[Distutils] Library instability on PyPI and impact on OpenStack

Daniel Holth dholth at gmail.com
Tue Mar 5 14:28:47 CET 2013


On Tue, Mar 5, 2013 at 7:50 AM, Mark McLoughlin <markmc at redhat.com> wrote:
> On Tue, 2013-03-05 at 07:34 -0500, Donald Stufft wrote:
>> On Tuesday, March 5, 2013 at 7:27 AM, Mark McLoughlin wrote:
>
>> > On Tue, 2013-03-05 at 17:56 +1000, Nick Coghlan wrote:
>
> ...
>> > > I will note that making this kind of idea more feasible is one of
>> > > the
>> > > reasons I am making "compatible release" the *default* in PEP 426
>> > > version specifiers, but it still needs people to actually figure
>> > > out
>> > > the details and write the code.
>> >
>> >
>> > I still think that going down this road without the parallel
>> > installs
>> > issue solved is a dangerous move for Python. Leaving aside pain for
>> > distros for a moment, there was a perception (perhaps misguided)
>> > that
>> > Python was a more stable platform that e.g. Ruby or Java.
>> >
>> >
>> > If Python library maintainers will see PEP426 as a license to make
>> > incompatible changes more often so long as they bump their major
>> > number,
>> > then that perception will change.
>> I still don't really see how this is related to PEP426 unless PEP426
>> has gotten
>> a lot larger since I last looked at it. Where in particular a
>> distribution gets
>> installed is left up to the installers to sort out. And making sure
>> that the installed
>> versions exist in sys.path is similarly out of scope for PEP426.
>
> Sorry, maybe I'm being obtuse.
>
> I can see people read PEP426 and thinking "oh, awesome! Python now has a
> mechanism for handling incompatible API changes! Now I can get rid of
> that crufty backwards compat code and bump my major number!".

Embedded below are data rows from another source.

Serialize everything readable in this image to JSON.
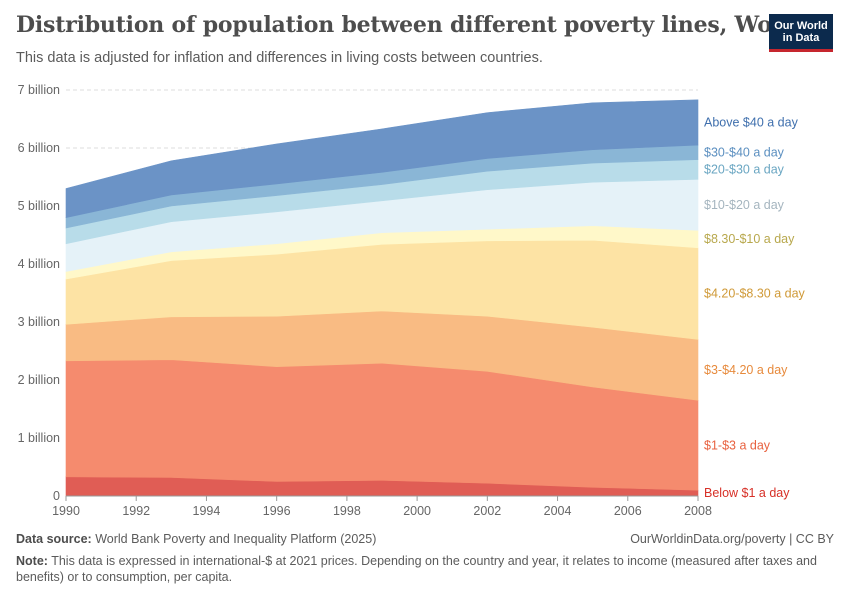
{
  "header": {
    "title": "Distribution of population between different poverty lines, World",
    "subtitle": "This data is adjusted for inflation and differences in living costs between countries."
  },
  "logo": {
    "line1": "Our World",
    "line2": "in Data",
    "bg": "#0c2a4d",
    "accent": "#c6262e"
  },
  "footer": {
    "source_label": "Data source:",
    "source_text": "World Bank Poverty and Inequality Platform (2025)",
    "credit": "OurWorldinData.org/poverty | CC BY",
    "note_label": "Note:",
    "note_text": "This data is expressed in international-$ at 2021 prices. Depending on the country and year, it relates to income (measured after taxes and benefits) or to consumption, per capita."
  },
  "chart_data": {
    "type": "area",
    "stacked": true,
    "x": [
      1990,
      1993,
      1996,
      1999,
      2002,
      2005,
      2008
    ],
    "xticks": [
      1990,
      1992,
      1994,
      1996,
      1998,
      2000,
      2002,
      2004,
      2006,
      2008
    ],
    "yticks": [
      0,
      1,
      2,
      3,
      4,
      5,
      6,
      7
    ],
    "ytick_labels": [
      "0",
      "1 billion",
      "2 billion",
      "3 billion",
      "4 billion",
      "5 billion",
      "6 billion",
      "7 billion"
    ],
    "ylim": [
      0,
      7
    ],
    "xlim": [
      1990,
      2008
    ],
    "grid": "horizontal-dashed",
    "series": [
      {
        "name": "Below $1 a day",
        "color": "#e05d55",
        "label_color": "#d73027",
        "values": [
          0.33,
          0.32,
          0.25,
          0.27,
          0.22,
          0.15,
          0.1
        ]
      },
      {
        "name": "$1-$3 a day",
        "color": "#f58b6e",
        "label_color": "#e8613f",
        "values": [
          2.0,
          2.03,
          1.98,
          2.02,
          1.93,
          1.73,
          1.55
        ]
      },
      {
        "name": "$3-$4.20 a day",
        "color": "#f9bb83",
        "label_color": "#e78a3c",
        "values": [
          0.63,
          0.74,
          0.87,
          0.9,
          0.95,
          1.03,
          1.05
        ]
      },
      {
        "name": "$4.20-$8.30 a day",
        "color": "#fde3a4",
        "label_color": "#d09a38",
        "values": [
          0.78,
          0.97,
          1.07,
          1.15,
          1.3,
          1.5,
          1.58
        ]
      },
      {
        "name": "$8.30-$10 a day",
        "color": "#fff8c9",
        "label_color": "#b8a84d",
        "values": [
          0.13,
          0.15,
          0.18,
          0.2,
          0.2,
          0.25,
          0.3
        ]
      },
      {
        "name": "$10-$20 a day",
        "color": "#e5f2f8",
        "label_color": "#a5b5bf",
        "values": [
          0.48,
          0.52,
          0.55,
          0.55,
          0.68,
          0.75,
          0.88
        ]
      },
      {
        "name": "$20-$30 a day",
        "color": "#b8dce9",
        "label_color": "#6aa6c2",
        "values": [
          0.27,
          0.27,
          0.28,
          0.28,
          0.32,
          0.33,
          0.34
        ]
      },
      {
        "name": "$30-$40 a day",
        "color": "#8ab6d6",
        "label_color": "#5b8fc0",
        "values": [
          0.18,
          0.19,
          0.2,
          0.21,
          0.22,
          0.23,
          0.25
        ]
      },
      {
        "name": "Above $40 a day",
        "color": "#6b93c6",
        "label_color": "#3f6fad",
        "values": [
          0.5,
          0.59,
          0.69,
          0.75,
          0.79,
          0.81,
          0.78
        ]
      }
    ]
  }
}
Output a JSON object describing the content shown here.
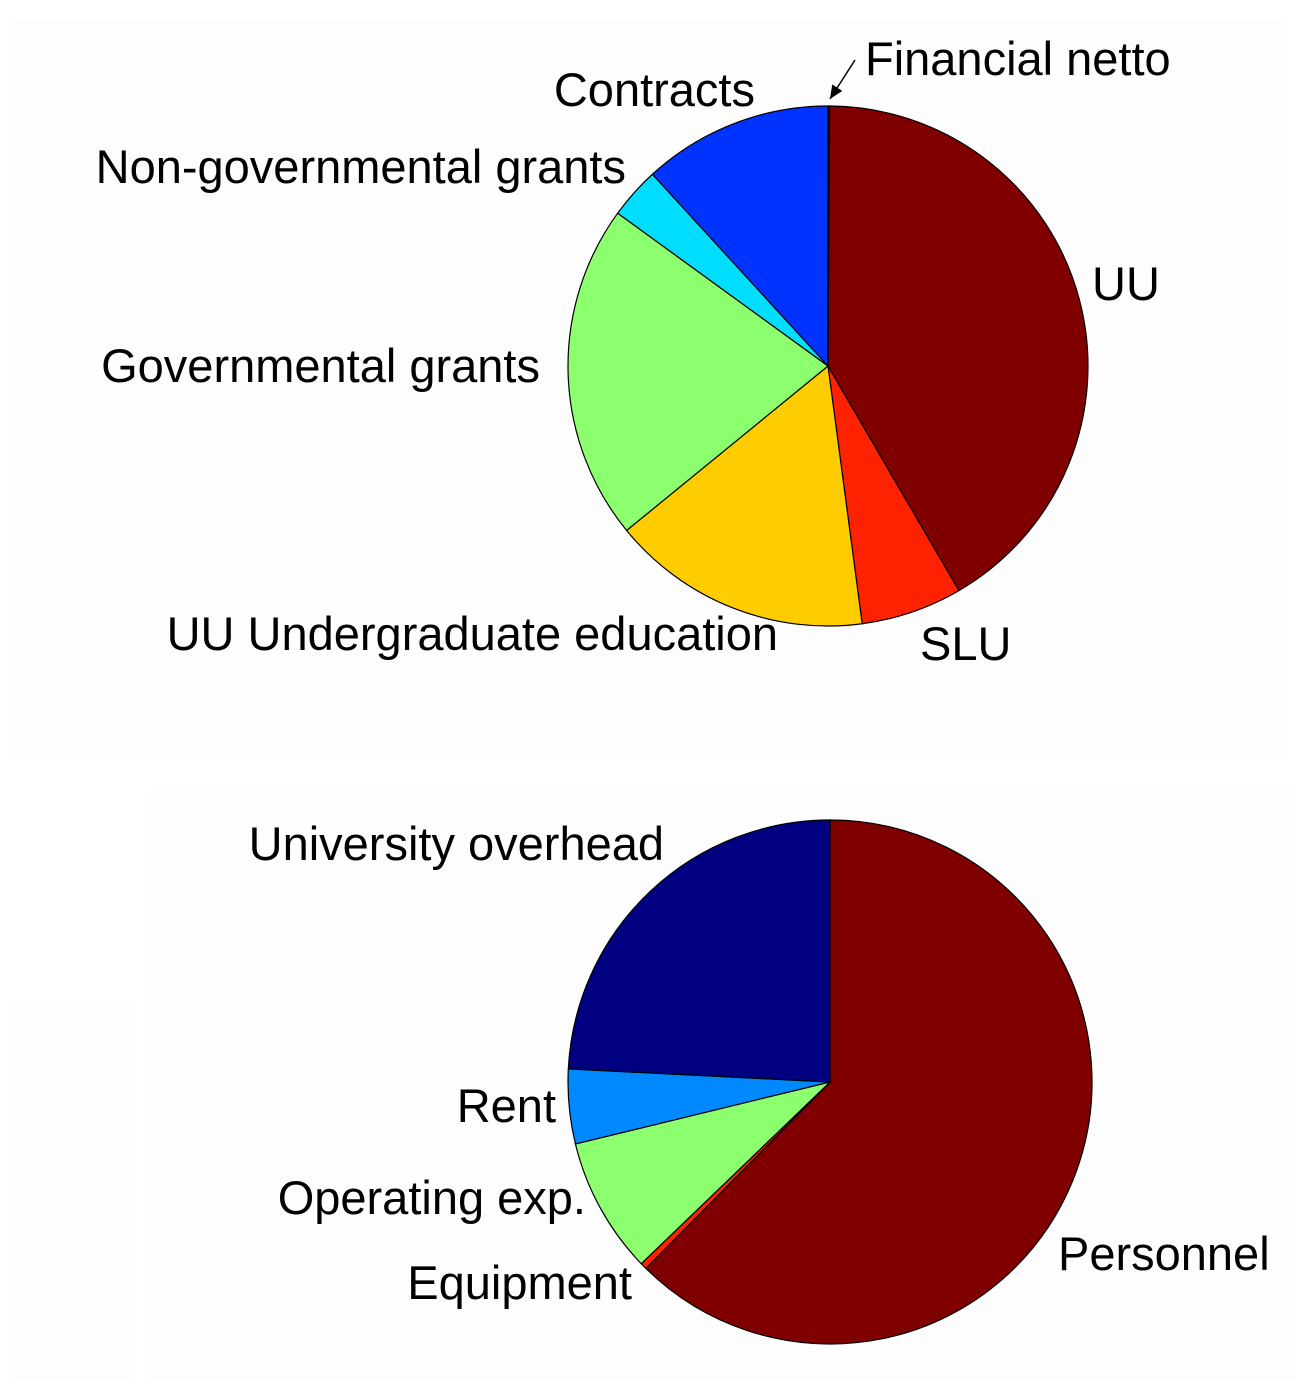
{
  "chart_data": [
    {
      "type": "pie",
      "title": "",
      "slices": [
        {
          "label": "Financial netto",
          "value": 0.1,
          "color": "#800000",
          "text_anchor": "start"
        },
        {
          "label": "UU",
          "value": 41.5,
          "color": "#800000",
          "text_anchor": "start"
        },
        {
          "label": "SLU",
          "value": 6.3,
          "color": "#ff2200",
          "text_anchor": "start"
        },
        {
          "label": "UU Undergraduate education",
          "value": 16.2,
          "color": "#ffcc00",
          "text_anchor": "end"
        },
        {
          "label": "Governmental grants",
          "value": 20.9,
          "color": "#8cff6e",
          "text_anchor": "end"
        },
        {
          "label": "Non-governmental grants",
          "value": 3.2,
          "color": "#00ddff",
          "text_anchor": "end"
        },
        {
          "label": "Contracts",
          "value": 11.8,
          "color": "#0033ff",
          "text_anchor": "end"
        }
      ]
    },
    {
      "type": "pie",
      "title": "",
      "slices": [
        {
          "label": "Personnel",
          "value": 62.4,
          "color": "#800000",
          "text_anchor": "start"
        },
        {
          "label": "Equipment",
          "value": 0.4,
          "color": "#ff2200",
          "text_anchor": "end"
        },
        {
          "label": "Operating exp.",
          "value": 8.4,
          "color": "#8cff6e",
          "text_anchor": "end"
        },
        {
          "label": "Rent",
          "value": 4.6,
          "color": "#0088ff",
          "text_anchor": "end"
        },
        {
          "label": "University overhead",
          "value": 24.2,
          "color": "#000080",
          "text_anchor": "end"
        }
      ]
    }
  ]
}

It will have exactly the opposite effect. Semver is awesome because it
encourages the developer to first define an API at all, then think
about whether each new release breaks the API, and last encode that
information in the version number instead of incrementing each
component by whatever random number feels right. All that extra
thinking will lead to better APIs.

You will be amazed at how much backwards compatible cruft some
developers will keep around rather than endure the psychological
anguish of bumping the major version number.